Nothing in the fields. I'm no GPS expert but I do have an embedded systems background. It's my understanding that this generation of GPS receivers, specifically the uBlox stuff is like 90% as good as "Survey grade" gear from Trimble/etc at like 1/10th to 1/20th the cost. For a farm this is more than enough. Below 10km between the base and the rovers you're looking at about a 2-5cm minimum absolute error or basically 0.75" to 2"

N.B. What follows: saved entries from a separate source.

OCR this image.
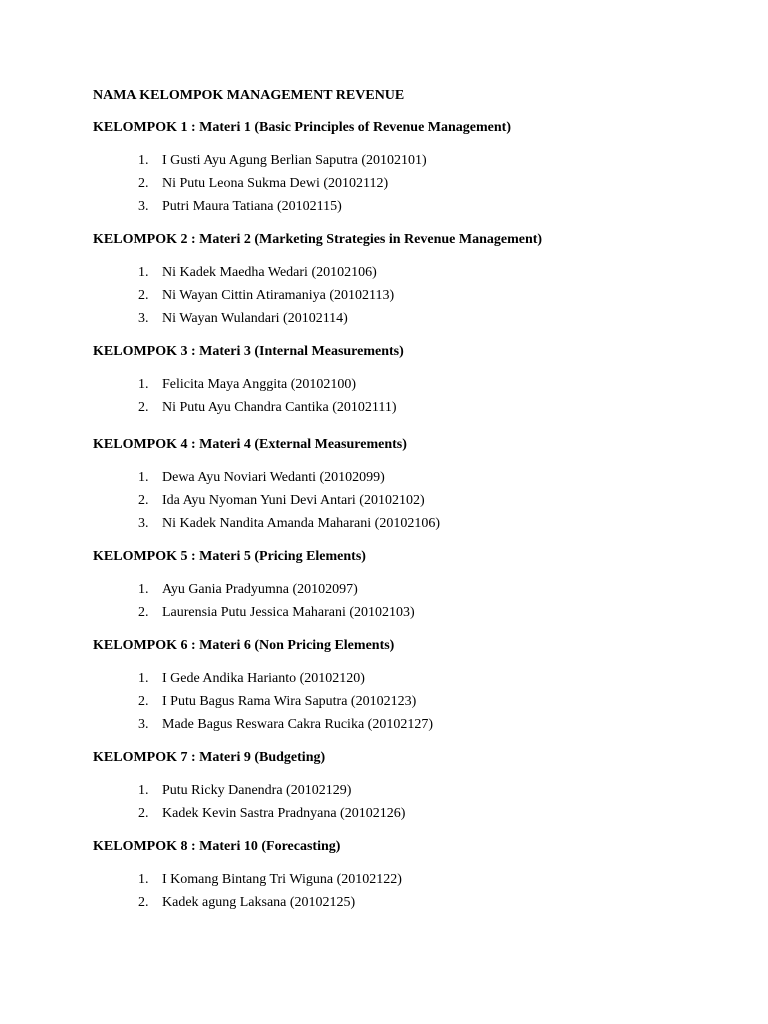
NAMA KELOMPOK MANAGEMENT REVENUE
KELOMPOK 1 : Materi 1 (Basic Principles of Revenue Management)
1. I Gusti Ayu Agung Berlian Saputra (20102101)
2. Ni Putu Leona Sukma Dewi (20102112)
3. Putri Maura Tatiana (20102115)
KELOMPOK 2 : Materi 2 (Marketing Strategies in Revenue Management)
1. Ni Kadek Maedha Wedari (20102106)
2. Ni Wayan Cittin Atiramaniya (20102113)
3. Ni Wayan Wulandari (20102114)
KELOMPOK 3 : Materi 3 (Internal Measurements)
1. Felicita Maya Anggita (20102100)
2. Ni Putu Ayu Chandra Cantika (20102111)
KELOMPOK 4 : Materi 4 (External Measurements)
1. Dewa Ayu Noviari Wedanti (20102099)
2. Ida Ayu Nyoman Yuni Devi Antari (20102102)
3. Ni Kadek Nandita Amanda Maharani (20102106)
KELOMPOK 5 : Materi 5 (Pricing Elements)
1. Ayu Gania Pradyumna (20102097)
2. Laurensia Putu Jessica Maharani (20102103)
KELOMPOK 6 : Materi 6 (Non Pricing Elements)
1. I Gede Andika Harianto (20102120)
2. I Putu Bagus Rama Wira Saputra (20102123)
3. Made Bagus Reswara Cakra Rucika (20102127)
KELOMPOK 7 : Materi 9 (Budgeting)
1. Putu Ricky Danendra (20102129)
2. Kadek Kevin Sastra Pradnyana (20102126)
KELOMPOK 8 : Materi 10 (Forecasting)
1. I Komang Bintang Tri Wiguna (20102122)
2. Kadek agung Laksana (20102125)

RTK is siginifcantly more accurate than dGPS

For the RTK base we set up the same model receiver plugged into that Pi running RTKBase, you let it collect 1hz data for ~24 hours and then you send that data to one of several worldwide government PPP processing services, we used NRCan's PPP (Canada). They take all your data and basically give you back the exact location of the base (I think the accuracy on the position we got back was quoted at 0.02 meters for X/Y and 0.05M for Z and you program this into the base station.
Then you can either send this data to the rover directly with Tailscale or some overlay, or use a free service like RTK2Go (which we did), that allows anyone else in the area to benefit from it should they want.
Inside the tractor there's a windows tablet running the AgOpen software that talks to the PCB and part of that is a NTRIP client that gets the correction data from the base station, that sends the correction data down into the receivers, which do their own magic and pop out with a standard GPS message the software can consume. Oh, right, these receivers are also 10hz capable at full performance and 50hz capable at lower accuracy. They're pretty nuts.
My understanding is that because the base knows exactly where it is, any atmospheric interference will affect receivers the same in a given region. So the base says "Hey you're getting this data from these GPS sats (it can only correct for data from shared visible birds) but you actually need to adjust what you think about the data from those by XXX because I know where I am and I can see the interference"
The rover (technical name for the moving thing) has two receivers that it uses for extremely accurate roll/heading calculations. Basically the right GPS receiver does position and the left receiver is used to calculate direction/roll. You can use 1 receiver and an IMU instead but it's not as good to save $200 bux on the F9P.
tl;dr we should get roughly 1-2" of repeatable year over year row over row accuracy.